I think it's the other way around.
ISOC's "experience and skill in working with governments" stems
primarily from the work of key individuals, many of them associated with
IETF (and ARIN, and ICANN), who have both credibility and direct
involvement in Internet governance. ISOC, as an organization & a
community has simply been along for the ride.
At the same time, I've been a longtime critic of the limited involvement
that the bulk of the IETF community has had in the broader area of
Internet governance and policy. (E.g., this whole circle-jerk around
"network neutrality" - because the community has long had a libertarian
attitude when it comes to regulatory matters, and a knee-jerk negative
reaction to such long-standing regulatory principles such as common
carriage & anti-trust.)
Now, ISOC could be an effective stakeholder organization, if it got its
act together in terms of its own organizational model, membership model,
policy formation process. But right now, it's a joke.
At least let's not devalue or compromise its critically important role
as the organizational home for IETF - which remains (IMHO) ISOC's
primary value to the world.
Miles Fidelman (note: spoken as a "pioneer member" of ISOC, who worked
on building the early Internet while at BBN, built a policy shop for a
while at The Center for Civic Networking, and served on policy groups
for both IEEE & ACM)
On 11/24/17 1:03 PM, Joel M. Halpern wrote:
I think you are under-valuing in your analysis the positive impact on
the goals of the IETF that ISOC's other activities have had in the
past and are likely to have in the future.
For example, their experience and skill in working with governments
was critical in preventing previous rounds of efforts by governments
to significantly change the core governance of the Internet. Which
would have significantly harmed the IETF's efforts.
Yours,
Joel
On 11/24/17 2:10 PM, Miles Fidelman wrote:
On 11/24/17 11:31 AM, John R. Levine wrote:
Particularly odd, in that ISOC's original raison d'etre was to
provide a non-government umbrella for IETF. And arguably, there's
really very little else that ISOC does that has serious substance.
It's never really grown into a serious, broad-based professional
organization, policy organization or even a serious membership
organization. It just hacks at the edges.
I think I know a lot of people who would disagree with you. ISOC
does a great deal of quiet policy stuff in DC and Brussels, and a
lot of development work in Africa and Asia.
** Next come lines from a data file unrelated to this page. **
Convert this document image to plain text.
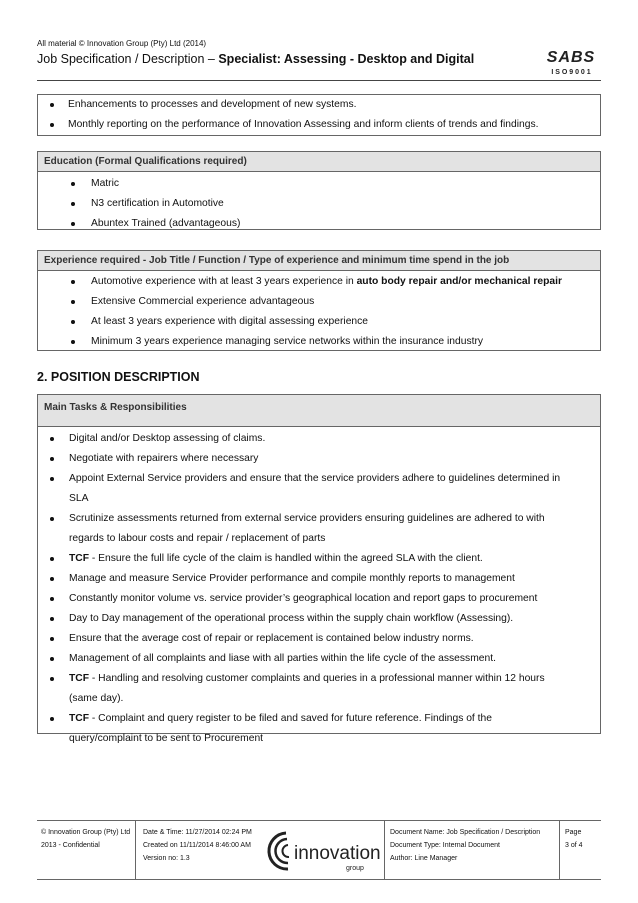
All material © Innovation Group (Pty) Ltd (2014)
Job Specification / Description – Specialist: Assessing - Desktop and Digital	SABS
I S O 9 0 0 1
Enhancements to processes and development of new systems.
Monthly reporting on the performance of Innovation Assessing and inform clients of trends and findings.
Education (Formal Qualifications required)
Matric
N3 certification in Automotive
Abuntex Trained (advantageous)
Experience required - Job Title / Function / Type of experience and minimum time spend in the job
Automotive experience with at least 3 years experience in auto body repair and/or mechanical repair
Extensive Commercial experience advantageous
At least 3 years experience with digital assessing experience
Minimum 3 years experience managing service networks within the insurance industry
2. POSITION DESCRIPTION
Main Tasks & Responsibilities
Digital and/or Desktop assessing of claims.
Negotiate with repairers where necessary
Appoint External Service providers and ensure that the service providers adhere to guidelines determined in
SLA
Scrutinize assessments returned from external service providers ensuring guidelines are adhered to with
regards to labour costs and repair / replacement of parts
TCF - Ensure the full life cycle of the claim is handled within the agreed SLA with the client.
Manage and measure Service Provider performance and compile monthly reports to management
Constantly monitor volume vs. service provider’s geographical location and report gaps to procurement
Day to Day management of the operational process within the supply chain workflow (Assessing).
Ensure that the average cost of repair or replacement is contained below industry norms.
Management of all complaints and liase with all parties within the life cycle of the assessment.
TCF - Handling and resolving customer complaints and queries in a professional manner within 12 hours
(same day).
TCF - Complaint and query register to be filed and saved for future reference. Findings of the
query/complaint to be sent to Procurement
© Innovation Group (Pty) Ltd
2013 - Confidential
Date & Time: 11/27/2014 02:24 PM
Created on 11/11/2014 8:46:00 AM
Version no: 1.3	innovation
group
Document Name: Job Specification / Description
Document Type: Internal Document
Author: Line Manager
Page
3 of 4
If you haven't heard
about it, that's probably because you (and I) are not the target
audience.
Well... quoting from
https://www.internetsociety.org/internet/history-of-the-internet/ietf-internet-society/
"The Internet Society was formed by a number of people with long-term
involvement in the Internet Engineering Task Force (IETF). As a
result, one of its principal rationales was to provide an
institutional home for and financial support for the Internet
Standards process."
(though I heard this directly from Vint's mouth, back in the day)
At the time, ISOC was presented as a membership association
representing the "Internet community," and I still carry my original
membership card, dated 1992, and stamped "Pioneer" (and, somewhere, I
also have the lapel pin that came with it) . I'm not sure ISOC was
ever actually organized as a membership organization - I can't recall
ever being called to vote on trustees, and the organizational
documents no longer seem to be on the web site. And over the years
the notion of individual membership seems to have come & gone several
times, along with individual dues.
The organization is certainly not a professional group, in the sense
of IEEE or ACM.
And when it comes to policy involvement, it's not at all clear who
ISOC represents or speaks for. I've served on policy bodies for both
IEEE & ACM, and ISOC certainly does not approach policy engagement in
anything like the way those professional bodies do. Nor does it speak
as an industry association (though it does seem to have the notion of
corporate members). Nor is it anywhere near as visible as EFF –
which might well be the most effective policy group working in the
Internet space (at least in the US).
Which brings us back to the one clear role that ISOC plays - "an
institutional home for and financial support for the Internet
Standards process."
Miles Fidelman
--
In theory, there is no difference between theory and practice.